Y entonces algo me devolvió a la escena real. Una mano moviéndose. ¡El hombre no estaba muerto! Se rascó la cabeza y volvió a dejarla en reposo sobre sus piernas. La estupidez policial dejaba pocas alternativas. Al pensar en bajar, me entró el miedo. Ese rostro desconocido podía meterme en un problema, podía atacarme, hacerme daño o a saber qué cosas. La insoportable música hizo que pesara más la ingenuidad y fue el revulsivo para que me decidiera a conceder a ese hombre su propia historia. Quizá había tenido una noche horrible, quizá había peleado con su mujer, quizá ésta le había echado de casa, quizá su suegra había venido de visita y no soportaba dormir bajo el mismo techo que ella… Así que antes de pensármelo dos veces, ya me había puesto las zapatillas y estaba abajo, frente a su ventanilla.

El rostro desconocido tenía rasgos latinos, pelo corto y negro, mofletes mullidos y un tatuaje en la base del cuello que ponía “mamá” en el centro de una rosa. Toqué con los nudillos en el cristal repetidas veces, hasta que el hombre levantó la cabeza y abrió los ojos, que me miraron con sorpresa e incertidumbre. Cuando desenrolló la ventanilla, el estruendo me abofeteó en la cara y con señas y gritos, le pedí que bajara la música, a lo que el hombre respondió con torpes movimientos en busca de los mandos del reproductor.
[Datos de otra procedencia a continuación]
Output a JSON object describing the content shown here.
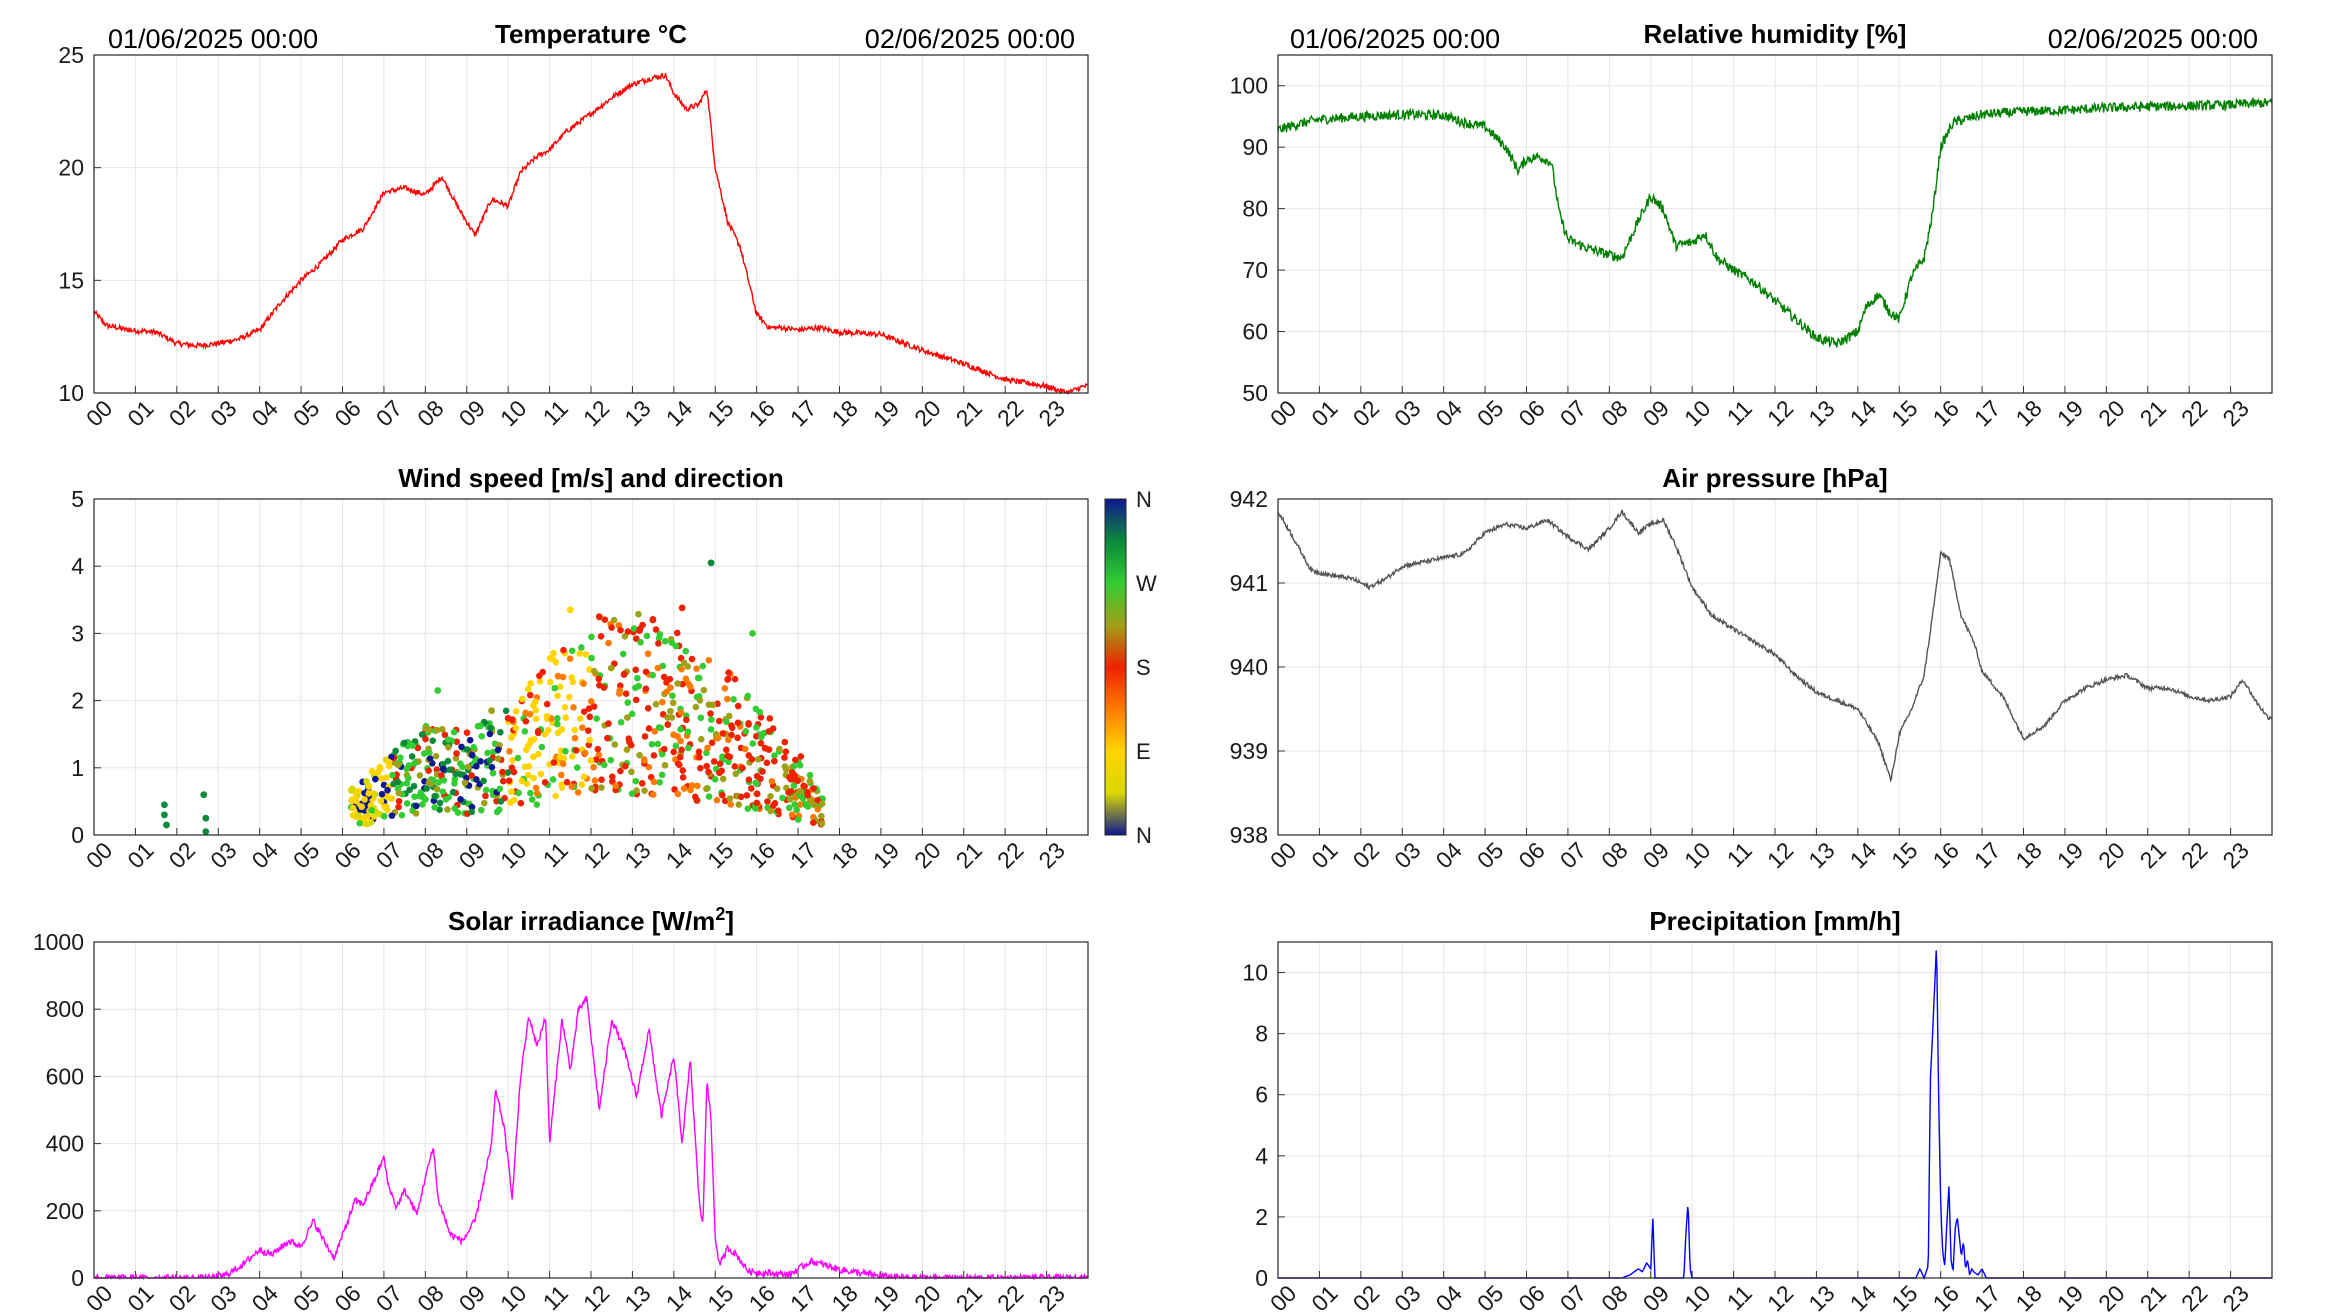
{
  "header": {
    "start": "01/06/2025 00:00",
    "end": "02/06/2025 00:00"
  },
  "hour_ticks": [
    "00",
    "01",
    "02",
    "03",
    "04",
    "05",
    "06",
    "07",
    "08",
    "09",
    "10",
    "11",
    "12",
    "13",
    "14",
    "15",
    "16",
    "17",
    "18",
    "19",
    "20",
    "21",
    "22",
    "23"
  ],
  "colorbar": {
    "labels": [
      "N",
      "W",
      "S",
      "E",
      "N"
    ],
    "colors": [
      "#101890",
      "#0b8a3a",
      "#33cc33",
      "#a0a018",
      "#ee2200",
      "#ff7a00",
      "#ffd400",
      "#d8d800",
      "#101890"
    ]
  },
  "chart_data": [
    {
      "id": "temp",
      "type": "line",
      "title": "Temperature °C",
      "title_unit": "",
      "title_suffix": "",
      "color": "#ff0000",
      "ylim": [
        10,
        25
      ],
      "yticks": [
        10,
        15,
        20,
        25
      ],
      "xlim": [
        0,
        24
      ],
      "grid": true,
      "noise": 0.12,
      "x": [
        0,
        0.3,
        0.8,
        1.5,
        2.0,
        2.5,
        3.0,
        3.5,
        4.0,
        4.5,
        5.0,
        5.5,
        6.0,
        6.5,
        7.0,
        7.5,
        8.0,
        8.4,
        8.8,
        9.2,
        9.6,
        10.0,
        10.3,
        10.7,
        11.0,
        11.4,
        12.0,
        12.5,
        13.0,
        13.5,
        13.8,
        14.0,
        14.3,
        14.6,
        14.8,
        15.0,
        15.3,
        15.6,
        16.0,
        16.3,
        16.6,
        17.0,
        17.5,
        18.0,
        19.0,
        20.0,
        21.0,
        22.0,
        23.0,
        23.5,
        23.9
      ],
      "y": [
        13.6,
        13.0,
        12.8,
        12.7,
        12.2,
        12.1,
        12.2,
        12.4,
        12.8,
        14.0,
        15.0,
        15.8,
        16.8,
        17.3,
        18.9,
        19.1,
        18.8,
        19.6,
        18.2,
        17.0,
        18.6,
        18.3,
        19.8,
        20.5,
        20.8,
        21.6,
        22.4,
        23.1,
        23.7,
        24.0,
        24.1,
        23.3,
        22.6,
        22.8,
        23.5,
        20.0,
        17.6,
        16.5,
        13.5,
        12.9,
        12.9,
        12.8,
        12.9,
        12.7,
        12.6,
        11.9,
        11.3,
        10.6,
        10.3,
        10.0,
        10.3
      ]
    },
    {
      "id": "rh",
      "type": "line",
      "title": "Relative humidity [%]",
      "title_unit": "",
      "title_suffix": "",
      "color": "#007f00",
      "ylim": [
        50,
        105
      ],
      "yticks": [
        50,
        60,
        70,
        80,
        90,
        100
      ],
      "xlim": [
        0,
        24
      ],
      "grid": true,
      "noise": 0.8,
      "x": [
        0,
        0.5,
        1.0,
        2.0,
        3.0,
        4.0,
        4.5,
        5.0,
        5.5,
        5.8,
        6.0,
        6.3,
        6.6,
        6.8,
        7.0,
        7.5,
        8.0,
        8.3,
        8.7,
        9.0,
        9.3,
        9.6,
        10.0,
        10.3,
        10.6,
        11.0,
        11.5,
        12.0,
        12.5,
        13.0,
        13.5,
        14.0,
        14.2,
        14.5,
        14.8,
        15.0,
        15.3,
        15.6,
        15.8,
        16.0,
        16.3,
        17.0,
        18.0,
        19.0,
        20.0,
        21.0,
        22.0,
        23.0,
        23.9
      ],
      "y": [
        92.8,
        93.8,
        94.5,
        95.0,
        95.3,
        95.2,
        94.0,
        93.3,
        90.0,
        86.2,
        88.0,
        88.5,
        87.5,
        79.0,
        75.0,
        73.5,
        72.5,
        72.0,
        78.0,
        82.0,
        80.0,
        74.0,
        74.5,
        76.0,
        72.0,
        70.0,
        68.0,
        65.0,
        62.0,
        59.0,
        58.0,
        60.0,
        64.0,
        66.0,
        63.0,
        62.0,
        69.0,
        72.0,
        79.0,
        90.0,
        94.0,
        95.3,
        95.8,
        96.0,
        96.4,
        96.6,
        96.7,
        96.9,
        97.2
      ]
    },
    {
      "id": "wind",
      "type": "scatter",
      "title": "Wind speed [m/s] and direction",
      "title_unit": "",
      "title_suffix": "",
      "ylim": [
        0,
        5
      ],
      "yticks": [
        0,
        1,
        2,
        3,
        4,
        5
      ],
      "xlim": [
        0,
        24
      ],
      "grid": true,
      "color_encoding": "wind direction (N-E-S-W-N)",
      "speed_envelope_x": [
        6.2,
        7,
        8,
        9,
        10,
        11,
        12,
        13,
        14,
        15,
        16,
        17,
        17.6
      ],
      "speed_envelope_y": [
        0.5,
        0.8,
        1.2,
        1.1,
        1.4,
        1.9,
        2.3,
        2.4,
        2.2,
        1.9,
        1.4,
        0.9,
        0.4
      ],
      "points": [
        [
          1.7,
          0.45,
          "#0b8a3a"
        ],
        [
          1.7,
          0.3,
          "#0b8a3a"
        ],
        [
          1.75,
          0.15,
          "#0b8a3a"
        ],
        [
          2.65,
          0.6,
          "#0b8a3a"
        ],
        [
          2.7,
          0.25,
          "#0b8a3a"
        ],
        [
          2.7,
          0.05,
          "#0b8a3a"
        ],
        [
          14.9,
          4.05,
          "#0b8a3a"
        ],
        [
          14.2,
          3.38,
          "#ee2200"
        ],
        [
          11.5,
          3.35,
          "#ffd400"
        ],
        [
          12.2,
          3.25,
          "#ee2200"
        ],
        [
          15.9,
          3.0,
          "#33cc33"
        ],
        [
          8.3,
          2.15,
          "#33cc33"
        ],
        [
          9.6,
          1.85,
          "#a0a018"
        ]
      ]
    },
    {
      "id": "pressure",
      "type": "line",
      "title": "Air pressure [hPa]",
      "title_unit": "",
      "title_suffix": "",
      "color": "#555555",
      "ylim": [
        938,
        942
      ],
      "yticks": [
        938,
        939,
        940,
        941,
        942
      ],
      "xlim": [
        0,
        24
      ],
      "grid": true,
      "noise": 0.025,
      "x": [
        0,
        0.3,
        0.8,
        1.2,
        1.8,
        2.2,
        2.6,
        3.0,
        3.5,
        4.0,
        4.5,
        5.0,
        5.5,
        6.0,
        6.5,
        7.0,
        7.5,
        8.0,
        8.3,
        8.7,
        9.0,
        9.3,
        9.6,
        10.0,
        10.5,
        11.0,
        11.5,
        12.0,
        12.5,
        13.0,
        13.5,
        14.0,
        14.5,
        14.8,
        15.0,
        15.3,
        15.6,
        15.8,
        16.0,
        16.2,
        16.5,
        16.8,
        17.0,
        17.5,
        18.0,
        18.5,
        19.0,
        19.5,
        20.0,
        20.5,
        21.0,
        21.5,
        22.0,
        22.5,
        23.0,
        23.3,
        23.6,
        23.9
      ],
      "y": [
        941.85,
        941.6,
        941.15,
        941.1,
        941.05,
        940.95,
        941.05,
        941.2,
        941.25,
        941.3,
        941.35,
        941.6,
        941.7,
        941.65,
        941.75,
        941.55,
        941.4,
        941.65,
        941.85,
        941.6,
        941.7,
        941.75,
        941.45,
        940.95,
        940.6,
        940.45,
        940.3,
        940.15,
        939.9,
        939.7,
        939.6,
        939.5,
        939.1,
        938.65,
        939.2,
        939.5,
        939.9,
        940.6,
        941.35,
        941.3,
        940.6,
        940.3,
        939.95,
        939.65,
        939.15,
        939.3,
        939.6,
        939.75,
        939.85,
        939.9,
        939.75,
        939.75,
        939.65,
        939.6,
        939.65,
        939.85,
        939.6,
        939.4
      ]
    },
    {
      "id": "solar",
      "type": "line",
      "title": "Solar irradiance [W/m",
      "title_unit": "2",
      "title_suffix": "]",
      "color": "#ff00ff",
      "ylim": [
        0,
        1000
      ],
      "yticks": [
        0,
        200,
        400,
        600,
        800,
        1000
      ],
      "xlim": [
        0,
        24
      ],
      "grid": true,
      "noise": 10,
      "x": [
        0,
        2.8,
        3.2,
        3.6,
        4.0,
        4.3,
        4.7,
        5.0,
        5.3,
        5.6,
        5.8,
        6.1,
        6.3,
        6.5,
        6.8,
        7.0,
        7.1,
        7.3,
        7.5,
        7.8,
        8.0,
        8.2,
        8.3,
        8.6,
        8.9,
        9.2,
        9.4,
        9.6,
        9.7,
        9.9,
        10.1,
        10.3,
        10.5,
        10.7,
        10.9,
        11.0,
        11.3,
        11.5,
        11.7,
        11.9,
        12.2,
        12.5,
        12.8,
        13.1,
        13.4,
        13.7,
        14.0,
        14.2,
        14.4,
        14.6,
        14.7,
        14.8,
        14.9,
        15.0,
        15.1,
        15.2,
        15.3,
        15.5,
        15.8,
        16.2,
        16.8,
        17.3,
        17.6,
        18.0,
        19.0,
        20.0,
        24.0
      ],
      "y": [
        0,
        0,
        10,
        40,
        85,
        70,
        110,
        95,
        170,
        100,
        60,
        160,
        230,
        220,
        300,
        360,
        280,
        210,
        260,
        190,
        300,
        390,
        240,
        130,
        110,
        170,
        280,
        400,
        560,
        450,
        240,
        600,
        780,
        690,
        780,
        400,
        770,
        620,
        800,
        830,
        500,
        770,
        680,
        540,
        740,
        480,
        660,
        400,
        650,
        250,
        150,
        600,
        460,
        120,
        40,
        60,
        90,
        70,
        20,
        15,
        10,
        50,
        40,
        25,
        5,
        0,
        0
      ]
    },
    {
      "id": "precip",
      "type": "line",
      "title": "Precipitation [mm/h]",
      "title_unit": "",
      "title_suffix": "",
      "color": "#0000ff",
      "ylim": [
        0,
        11
      ],
      "yticks": [
        0,
        2,
        4,
        6,
        8,
        10
      ],
      "xlim": [
        0,
        24
      ],
      "grid": true,
      "noise": 0,
      "x": [
        0,
        8.3,
        8.5,
        8.7,
        8.8,
        8.9,
        9.0,
        9.05,
        9.1,
        9.8,
        9.85,
        9.9,
        9.95,
        10.0,
        15.4,
        15.5,
        15.6,
        15.7,
        15.75,
        15.8,
        15.9,
        15.95,
        16.0,
        16.05,
        16.1,
        16.15,
        16.2,
        16.25,
        16.3,
        16.35,
        16.4,
        16.5,
        16.55,
        16.6,
        16.65,
        16.7,
        16.75,
        16.8,
        16.9,
        17.0,
        17.1,
        17.3,
        24.0
      ],
      "y": [
        0,
        0,
        0.1,
        0.3,
        0.2,
        0.5,
        0.3,
        2.0,
        0,
        0,
        1.5,
        2.5,
        0.3,
        0,
        0,
        0.3,
        0,
        0.4,
        6.5,
        7.8,
        11.0,
        6.0,
        2.5,
        0.8,
        0.4,
        1.8,
        3.0,
        0.6,
        0.2,
        1.6,
        2.0,
        0.7,
        1.2,
        0.3,
        0.6,
        0.1,
        0.3,
        0.2,
        0.1,
        0.3,
        0,
        0,
        0
      ]
    }
  ]
}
Tuve que entrar finalmente a ayudarle ante su ineficacia, y ya en silencio, y desde el asiento del copiloto, me enteré de que se llamaba Ramón. El hombre había volado desde Quito, y alquiló el coche en el mismo aeropuerto para llegar hasta el sur, para lo que llevaba conduciendo gran parte del día y de la noche. No tenía dinero para pagar un sitio donde dormir, y por eso decidió parar y descansar en el coche. Estaba tan derrotado, que olvidó quitar la música a todo volumen que llevaba puesta para evitar un despiste en la carretera. Y para sentirse más cerca de casa, me dijo.

Subí a casa con la promesa de prepararle un café y algo de comer, y en el momento en que salía del coche, Poli el Lechugas, frutero del barrio y también vecino chismoso, bajaba envuelto en una bata de topos violetas para ver si podía echar un cable. Le conté lo que pasaba, y ofreció el pequeño local que tenía pegado a su comercio, donde guardaba algunas cajas, para que Ramón pudiera echarse a dormir unas horas, hasta que abriera la frutería. Tenía una pequeña colchoneta que serviría de cama. Así que nos pusimos manos a la obra, Poli el Lechugas convenció a Ramón para salir del coche y dormir en su local, mientras yo bajaba de nuevo con una manta, restos de cena y un descafeinado calentito.

Esa noche, Ramón pudo descansar antes de continuar su largo viaje, y todos los vecinos conseguimos dormir. Sólo había sido necesario poner cara e historia a un desconocido. Qué fácil, ¿verdad?